There was no need to qualify the dismissal by adding that it was without prejudice; for, without such qualification, Mrs. Shafer will have the right to oppose either an original petition to probate, or an application for ancillary letters testamentary by a California administrator cum testamento annexo, should either be filed hereafter. And, if it be thought the District Court has denied her petition for letters of administration, she may file a new petition for that relief, which will be granted if she alleges and proves the decedent was domiciled in the District and therefore was intestate.
The majority rely on Overby v. Gordon, 1900, 177 U.S. 214, 20 S.Ct. 603, 44 L.Ed. 741 and discuss it at some length. Suffice it to say that in the Over-by case the will was offered for probate, while here there was no such offer. Weitknecht v. District of Columbia, 1952, 90 U.S.App.D.C. 291, 195 F.2d 570, also cited and relied upon in the majority opinion, was a decision in a tax case which held the decedent’s unrealized desire to return to his boyhood home before he died was not enough “to avoid payment of tax obligations incurred in the place of actual abode.” I do not believe the Weitknecht case is authority for the proposition that the decedent here *123forfeited his domicile in California because he died in the District without returning home after the execution of his will.

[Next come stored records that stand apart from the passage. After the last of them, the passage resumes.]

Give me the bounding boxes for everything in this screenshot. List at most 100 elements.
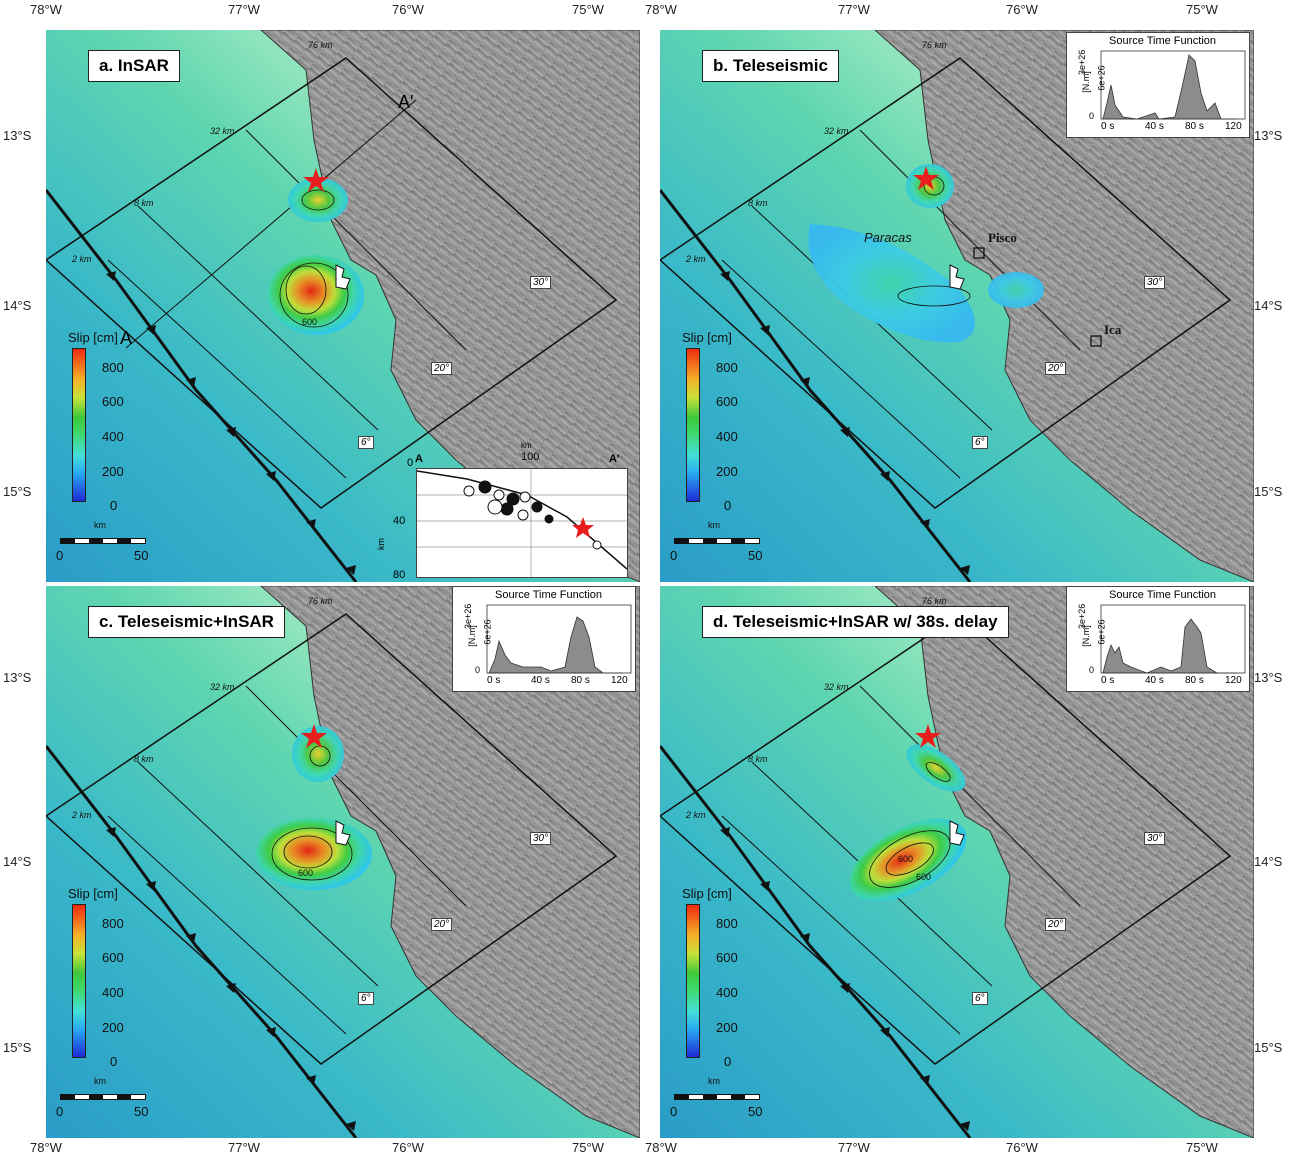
colorbar-title: Slip [cm] [682, 886, 732, 901]
xsec-x-tick: 0 [407, 457, 414, 469]
contour-label: 600 [302, 317, 318, 327]
stf-xtick: 40 s [531, 675, 550, 686]
dip-label: 6° [972, 992, 988, 1005]
colorbar: Slip [cm] 800 600 400 200 0 [68, 330, 168, 530]
lon-label: 76°W [1006, 2, 1038, 17]
scale-start: 0 [56, 548, 64, 563]
xsec-y-unit: km [376, 538, 386, 550]
lon-label: 78°W [645, 1140, 677, 1155]
stf-xtick: 0 s [1101, 675, 1115, 686]
city-pisco: Pisco [988, 230, 1017, 245]
panel-a: a. InSAR 76 km 32 km 8 km 2 km 30° 20° 6… [46, 30, 640, 582]
colorbar-tick: 800 [102, 360, 124, 375]
scale-end: 50 [748, 1104, 763, 1119]
colorbar-tick: 0 [724, 1054, 732, 1069]
colorbar-tick: 600 [102, 394, 124, 409]
lon-label: 75°W [1186, 2, 1218, 17]
lat-label: 13°S [3, 670, 32, 685]
stf-ytick: 3e+26 [1077, 49, 1087, 75]
scale-unit: km [708, 1076, 720, 1086]
lat-label: 14°S [1254, 854, 1283, 869]
stf-plot [486, 604, 632, 674]
colorbar-tick: 0 [724, 498, 732, 513]
dip-label: 6° [358, 436, 374, 449]
contour-label: 600 [916, 872, 932, 882]
stf-plot [1100, 604, 1246, 674]
lon-label: 77°W [838, 2, 870, 17]
stf-ytick: 6e+26 [1096, 619, 1107, 645]
lon-label: 78°W [30, 1140, 62, 1155]
lat-label: 13°S [3, 128, 32, 143]
lat-label: 13°S [1254, 128, 1283, 143]
scale-start: 0 [56, 1104, 64, 1119]
stf-inset: Source Time Function [N.m] 0 3e+26 6e+26… [452, 586, 636, 692]
dip-label: 30° [530, 276, 552, 289]
dip-label: 30° [1144, 276, 1166, 289]
contour-label: 600 [898, 854, 914, 864]
contour-label: 600 [298, 868, 314, 878]
colorbar-tick: 200 [102, 464, 124, 479]
dip-label: 20° [1045, 362, 1067, 375]
scale-unit: km [94, 520, 106, 530]
scale-bar: km 0 50 [56, 520, 150, 566]
lon-label: 75°W [572, 1140, 604, 1155]
stf-ytick: 3e+26 [1077, 603, 1087, 629]
xsec-y-tick: 40 [393, 515, 406, 527]
colorbar-tick: 600 [102, 950, 124, 965]
depth-label: 2 km [72, 254, 92, 264]
stf-plot [1100, 50, 1246, 120]
panel-title: a. InSAR [88, 50, 180, 82]
lat-label: 14°S [3, 298, 32, 313]
xsec-x-tick: 100 [521, 451, 540, 463]
colorbar-tick: 400 [102, 429, 124, 444]
stf-xtick: 80 s [571, 675, 590, 686]
dip-label: 6° [358, 992, 374, 1005]
stf-title: Source Time Function [1109, 589, 1216, 601]
scale-bar: km 0 50 [670, 520, 764, 566]
stf-ytick: 6e+26 [1096, 65, 1107, 91]
depth-label: 32 km [210, 126, 235, 136]
lat-label: 15°S [1254, 484, 1283, 499]
scale-bar: km 0 50 [56, 1076, 150, 1122]
stf-xtick: 120 [1225, 121, 1242, 132]
colorbar-tick: 0 [110, 498, 118, 513]
depth-label: 76 km [922, 596, 947, 606]
lon-label: 77°W [838, 1140, 870, 1155]
city-paracas: Paracas [864, 230, 912, 245]
depth-label: 8 km [134, 754, 154, 764]
panel-c: c. Teleseismic+InSAR 76 km 32 km 8 km 2 … [46, 586, 640, 1138]
colorbar-title: Slip [cm] [68, 886, 118, 901]
colorbar-tick: 400 [716, 985, 738, 1000]
depth-label: 2 km [72, 810, 92, 820]
panel-title: c. Teleseismic+InSAR [88, 606, 285, 638]
stf-title: Source Time Function [495, 589, 602, 601]
colorbar-gradient [72, 904, 86, 1058]
lon-label: 76°W [1006, 1140, 1038, 1155]
stf-ytick: 3e+26 [463, 603, 473, 629]
lat-label: 15°S [3, 484, 32, 499]
scale-bar-graphic [674, 538, 760, 544]
depth-label: 76 km [308, 40, 333, 50]
panel-d: d. Teleseismic+InSAR w/ 38s. delay 76 km… [660, 586, 1254, 1138]
xsec-end: A' [609, 453, 620, 465]
colorbar-tick: 400 [102, 985, 124, 1000]
stf-xtick: 0 s [1101, 121, 1115, 132]
lat-label: 13°S [1254, 670, 1283, 685]
panel-title: d. Teleseismic+InSAR w/ 38s. delay [702, 606, 1009, 638]
lon-label: 77°W [228, 1140, 260, 1155]
cross-section-inset: A A' km 0 100 40 80 km [376, 441, 628, 581]
scale-unit: km [94, 1076, 106, 1086]
stf-xtick: 0 s [487, 675, 501, 686]
lon-label: 77°W [228, 2, 260, 17]
lon-label: 75°W [1186, 1140, 1218, 1155]
colorbar: Slip [cm] 800 600 400 200 0 [68, 886, 168, 1086]
scale-end: 50 [134, 1104, 149, 1119]
depth-label: 8 km [134, 198, 154, 208]
dip-label: 20° [431, 918, 453, 931]
lat-label: 14°S [3, 854, 32, 869]
stf-ytick: 0 [1089, 111, 1095, 121]
stf-ytick: 0 [475, 665, 481, 675]
depth-label: 8 km [748, 754, 768, 764]
colorbar-tick: 800 [716, 360, 738, 375]
scale-bar-graphic [60, 1094, 146, 1100]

For these reasons, I disagree with the majority.
. This curious colloquialism is sometimes used by lawyers in the District of Columbia in referring to a written instrument.
. No proof was introduced.
. There are three unsigned penned notations on the District Court file cover, which purport to show some of the steps taken in this case. One of them, dated March 17, 3958, does indeed recite that a motion for rehearing and to have the issue of domicile tried by a jury was denied.
. It should be borne in mind that the court’s refusal, for any reason, to deny probate is not equivalent to granting probate and thus in effect barring letters of administration. Declining to deny probate simply left the unoffered will as it was before, and does not control or affect the court’s ruling on the petition for letters of administration.
. In Korn v. Standard Oil Co., 8 Cir., 228 F.2d 699, supplemented 8 Cir., 1956, 230 F.2d 954, there is dictum that the allegation in a complaint by a Minnesota citizen that one of the two defendants was then resident in Minnesota, taken as true, established Minnesota citizenship under the 14th Amendment. This dictum is contrary to the Supreme Court cases cited in the text. It is dictum because it was not the allegation of residence in Minnesota that defeated jurisdiction, but failure to affirmatively allege that defendant’s citizenship in a state other than Minnesota which required dismissal of the complaint.
. Section 19-301, D.C.Code (1951), which establishes probate procedure, begins thus: “Upon the filing of a petition for probate of a will, notice * * * shall be issued * * There is no provision for filing a petition to deny probate of a will which has not been offered.